Joel lay staring at his entertainer, his expression suggestive of such excitement, not to say horror, that the narrator apparently found it inspiring.
"And the old giant kept a-talking and a-talking and a-biting and a-biting. And one day I took my bow'n arrow— No." She corrected herself sternly, with the air of one who refuses to deviate ever so slightly from the strict facts. "I took my sling and some stones I found in the brook—"
Joel suddenly realized his responsibility as a mentor of youth. "Look here! Look here! I can't have such talk. You're making that up out of your own head. You never lived near a giant, and I don't believe you ever had a sling."
"Oh, yes, I had a sling, Uncle Joel, and once I shooted a bear with it—and a Indian."
"I guess you haven't been very well brought up," rebuked Joel, who like most people of his type was quite unable to distinguish between the gambols of the creative imagination and deliberate falsifying. "Don't you know where little girls go when they tell lies?"
"I knew a little girl once who telled lies," admitted Celia, her shocked accents indicating her full appreciation of the reprehensible character of the practise. "And she went to the circus. Her uncle took her."
From under the bed clothing came a peculiar rasping sound like the grating of a rusty key in a lock long unused. It was no wonder that Celia jumped, though she was considerably less startled than Joel himself. He had laughed, and more appalling still, had laughed at unmistakable evidences of natural depravity which by good rights should have awakened in him emotions of abhorrence.
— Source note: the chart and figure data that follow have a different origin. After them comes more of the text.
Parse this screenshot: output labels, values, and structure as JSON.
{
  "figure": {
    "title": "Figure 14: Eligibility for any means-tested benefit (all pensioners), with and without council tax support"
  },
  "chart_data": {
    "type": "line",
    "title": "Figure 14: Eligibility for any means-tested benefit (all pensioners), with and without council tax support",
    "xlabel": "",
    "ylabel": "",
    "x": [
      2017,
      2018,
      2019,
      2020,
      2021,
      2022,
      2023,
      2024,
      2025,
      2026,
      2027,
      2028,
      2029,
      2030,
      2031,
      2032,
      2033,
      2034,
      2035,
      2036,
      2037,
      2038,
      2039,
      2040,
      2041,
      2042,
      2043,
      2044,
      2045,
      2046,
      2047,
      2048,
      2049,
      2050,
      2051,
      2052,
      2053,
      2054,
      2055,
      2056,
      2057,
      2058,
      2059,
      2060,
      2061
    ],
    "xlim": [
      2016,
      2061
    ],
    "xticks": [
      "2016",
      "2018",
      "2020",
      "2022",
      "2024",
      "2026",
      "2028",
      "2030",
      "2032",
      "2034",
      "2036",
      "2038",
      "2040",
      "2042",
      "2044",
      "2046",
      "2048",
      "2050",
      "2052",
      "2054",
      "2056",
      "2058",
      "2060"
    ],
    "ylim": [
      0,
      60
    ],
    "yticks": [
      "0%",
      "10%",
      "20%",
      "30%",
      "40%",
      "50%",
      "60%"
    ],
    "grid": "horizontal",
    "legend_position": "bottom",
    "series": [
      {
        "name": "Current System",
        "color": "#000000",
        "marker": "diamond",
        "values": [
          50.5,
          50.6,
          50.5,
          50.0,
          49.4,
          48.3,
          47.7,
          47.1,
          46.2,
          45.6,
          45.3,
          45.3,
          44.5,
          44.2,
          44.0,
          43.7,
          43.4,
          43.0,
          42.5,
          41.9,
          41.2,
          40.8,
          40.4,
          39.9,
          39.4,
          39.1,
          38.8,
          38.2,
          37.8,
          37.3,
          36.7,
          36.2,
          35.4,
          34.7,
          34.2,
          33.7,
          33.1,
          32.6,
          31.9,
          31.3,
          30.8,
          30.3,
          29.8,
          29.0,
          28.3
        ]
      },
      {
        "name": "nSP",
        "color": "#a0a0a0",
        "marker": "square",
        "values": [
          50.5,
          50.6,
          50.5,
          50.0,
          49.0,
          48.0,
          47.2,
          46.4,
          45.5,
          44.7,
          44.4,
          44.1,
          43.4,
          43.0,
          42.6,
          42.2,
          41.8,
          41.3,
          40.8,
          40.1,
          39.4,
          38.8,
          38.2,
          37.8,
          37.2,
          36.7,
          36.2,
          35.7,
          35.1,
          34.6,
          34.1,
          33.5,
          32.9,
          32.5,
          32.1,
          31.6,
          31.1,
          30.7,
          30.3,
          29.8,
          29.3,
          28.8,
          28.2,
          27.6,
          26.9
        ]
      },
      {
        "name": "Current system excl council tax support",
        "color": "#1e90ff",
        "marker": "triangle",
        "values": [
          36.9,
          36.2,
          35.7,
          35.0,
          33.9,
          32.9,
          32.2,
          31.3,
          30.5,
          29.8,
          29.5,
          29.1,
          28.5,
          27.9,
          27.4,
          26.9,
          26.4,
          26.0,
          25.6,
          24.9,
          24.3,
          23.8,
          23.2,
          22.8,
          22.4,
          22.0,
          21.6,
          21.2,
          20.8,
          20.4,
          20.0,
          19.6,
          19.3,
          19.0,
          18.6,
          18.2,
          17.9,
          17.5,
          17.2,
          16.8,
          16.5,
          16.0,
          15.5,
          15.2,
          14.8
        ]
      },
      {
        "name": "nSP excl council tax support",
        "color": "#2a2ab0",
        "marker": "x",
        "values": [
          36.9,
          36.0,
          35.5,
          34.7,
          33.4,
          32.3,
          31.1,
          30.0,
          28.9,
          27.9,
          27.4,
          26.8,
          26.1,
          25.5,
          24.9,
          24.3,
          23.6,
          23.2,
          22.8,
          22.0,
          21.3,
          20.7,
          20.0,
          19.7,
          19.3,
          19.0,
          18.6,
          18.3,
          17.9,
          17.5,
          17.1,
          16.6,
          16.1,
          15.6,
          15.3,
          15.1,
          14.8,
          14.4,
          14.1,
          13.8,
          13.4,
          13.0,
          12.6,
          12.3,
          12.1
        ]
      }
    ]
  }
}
"It would be pretty serious for me to backslide now, considering the state of my health," reflected Joel. He attempted to counteract the effects of that indiscreet laugh by a blood-curdling groan, and this demonstration caused Celia to repeat her calming ministrations, smoothing his rough cheek with velvety hands, and inadvertently poking one plump forefinger into his eye. Joel blinked. He could easily have ordered her from the room, but he did not exercise this prerogative. He was vaguely conscious of an unwarranted satisfaction in the nearness of this pixy. Her preference for his society flattered his vanity. He observed her guardedly from the corner of his eye. Undoubtedly she was a very naughty little girl who told wrong stories and was painfully lacking in reverence. But at the same time—Joel chuckled again, his vocal chords responding uncertainly to the unfamiliar prompting—at the same time she was cute.
At the supper table the evening before for all his gloomy abstraction, Joel had noticed Betty's engaging prettiness and had thought apropos of Celia, "Persis never picked that young one out for her looks." Now through half closed eyes he studied the small piquant face and found his opinion altered. Celia was not pretty. Her straight black hair, just long enough to be continually in her eyes, was pushed back for the moment so as to stand almost erect like a crest. Her small nose had an engaging skyward tilt. She was dark and inclined to sallowness. But the twinkling black eyes under the level brows would have redeemed a far plainer face. Had Joel been of a poetic temperament he would have compared Betty to a pink rose-bud, and Celia to a velvety pansy, saucy and bewitching.
Mary, coming up the stairs with a bowl of broth, stood in the doorway petrified. Under her spatter of freckles, her comely face was pale.